While our Western education has provided us with general knowledge of Christianity and familiarity with popular Christian hymns, our curriculum spanned very little into the Islamic equivalent. Professor Asani, aware of this, began his talk with an overview on Ismailism, a branch of Shi’a Islam. He identified their roots, structure, and beliefs before entering into his main discussion on their influential hymns, the Ismaili ginans.
The essence of this tradition lies in the origin of its name, which is derived from the word gyan, meaning “knowledge.” The point of reciting ginans is to transmit emotive knowledge through melodic poetry, which, in turn, guides the audience to transcend the material world and connect with the divine. Asani went on to describe how ginans were originally only listened to in Ismaili prayer halls, Jamatkhanas. Later, recordings led to the integration of ginans into casual household listening.
From there, this obscure tradition gained global popularity and was adopted by many religions, both Eastern and Western. Asani demonstrated this phenomenon by interspersing his talk with various brief audio recordings of the same ginan, appropriated by five vastly different cultures.
Often, throughout the talk, Asani asserted the pluralistic nature of ginans. He also clarified that Ismailis, as a community, encourage the appropriation of its tradition by other cultures because it promotes the idea of a divine unity, which is key to the Ismaili belief. Asani believes that ginans act as a bridge between different cultures and unite people through art. He said that the global appeal of ginans is not just in its enticing musical and poetic nature, but mainly its ability to evoke emotion.
As we departed the Ath, we compared our thoughts on Professor Ali Asani presentation. Scattered with religious hymns and brief song snippets, we agreed Professor Asani maintained a truly unique and intriguing talk. He captured the audience upon the first hymn: the Ath audience turned silent and reflective, and all attention was devoted to lyrics displayed on the screen. We also noted how the music evoked a certain contemplative mood, and the ultimate appeal was not to the “sense,” as professor Asani so eloquently put it, but rather to the “emotion dimension.”
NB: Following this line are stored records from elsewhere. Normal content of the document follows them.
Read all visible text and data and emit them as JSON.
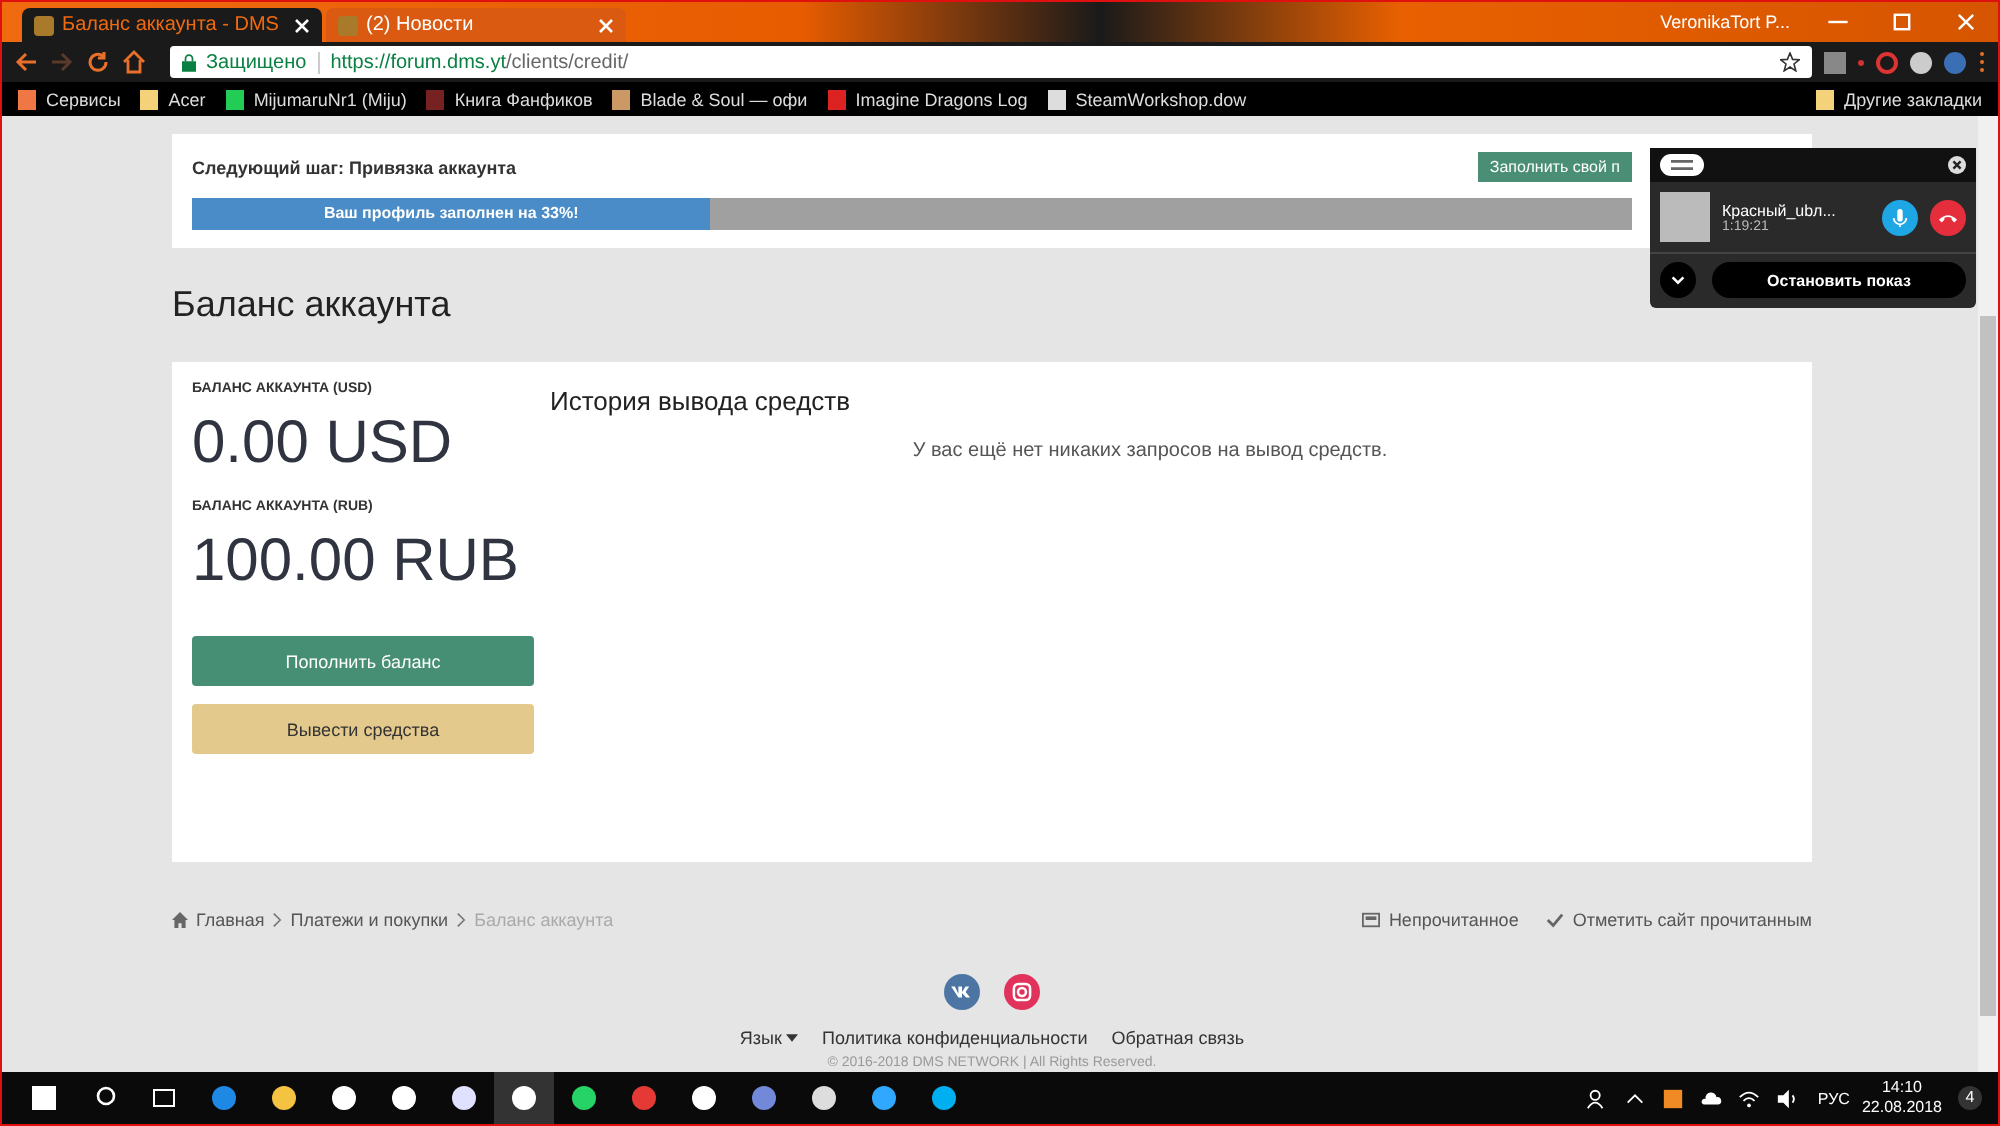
{
  "browser": {
    "tabs": [
      {
        "title": "Баланс аккаунта - DMS",
        "selected": true
      },
      {
        "title": "(2) Новости",
        "selected": false
      }
    ],
    "profile": "VeronikaTort P...",
    "address": {
      "secure_label": "Защищено",
      "url_host": "https://forum.dms.yt",
      "url_path": "/clients/credit/"
    },
    "bookmarks": [
      "Сервисы",
      "Acer",
      "MijumaruNr1 (Miju)",
      "Книга Фанфиков",
      "Blade & Soul — офи",
      "Imagine Dragons Log",
      "SteamWorkshop.dow"
    ],
    "other_bookmarks": "Другие закладки"
  },
  "next_step": {
    "label": "Следующий шаг: Привязка аккаунта",
    "button": "Заполнить свой п",
    "progress": {
      "label": "Ваш профиль заполнен на 33%!",
      "level": 0.36
    }
  },
  "heading": "Баланс аккаунта",
  "balances": [
    {
      "label": "БАЛАНС АККАУНТА (USD)",
      "amount": "0.00 USD"
    },
    {
      "label": "БАЛАНС АККАУНТА (RUB)",
      "amount": "100.00 RUB"
    }
  ],
  "actions": [
    {
      "label": "Пополнить баланс",
      "kind": "primary"
    },
    {
      "label": "Вывести средства",
      "kind": "secondary"
    }
  ],
  "history": {
    "title": "История вывода средств",
    "empty": "У вас ещё нет никаких запросов на вывод средств."
  },
  "breadcrumbs": [
    {
      "label": "Главная",
      "current": false
    },
    {
      "label": "Платежи и покупки",
      "current": false
    },
    {
      "label": "Баланс аккаунта",
      "current": true
    }
  ],
  "footer_actions": [
    "Непрочитанное",
    "Отметить сайт прочитанным"
  ],
  "footer_links": [
    "Язык",
    "Политика конфиденциальности",
    "Обратная связь"
  ],
  "copyright": "© 2016-2018 DMS NETWORK | All Rights Reserved.",
  "skype": {
    "caller": "Красный_ubл...",
    "duration": "1:19:21",
    "stop_button": "Остановить показ"
  },
  "taskbar": {
    "language": "РУС",
    "time": "14:10",
    "date": "22.08.2018",
    "notifications": "4"
  }
}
Finally, we thought of Professor Asani’s overarching message: The importance of cultural diversification. Too often CMCers are surrounded by an echo chamber of ideas and like-minded thinkers — Asani pushed us to confront alternative perspectives and varying viewpoints, particularly in the religious sphere. He gave us a sense of how difficult it is to restrict pluralistic religions. That is, to limit religious identities to certain ‘cookie-cutter boxes’ that simply cannot account for the nuances and intricacies of the religion at hand. Professor Asani truly reminded us of the value of cultural diversification and the ability of religious traditions to have a broader impact on different peoples in multiple contexts.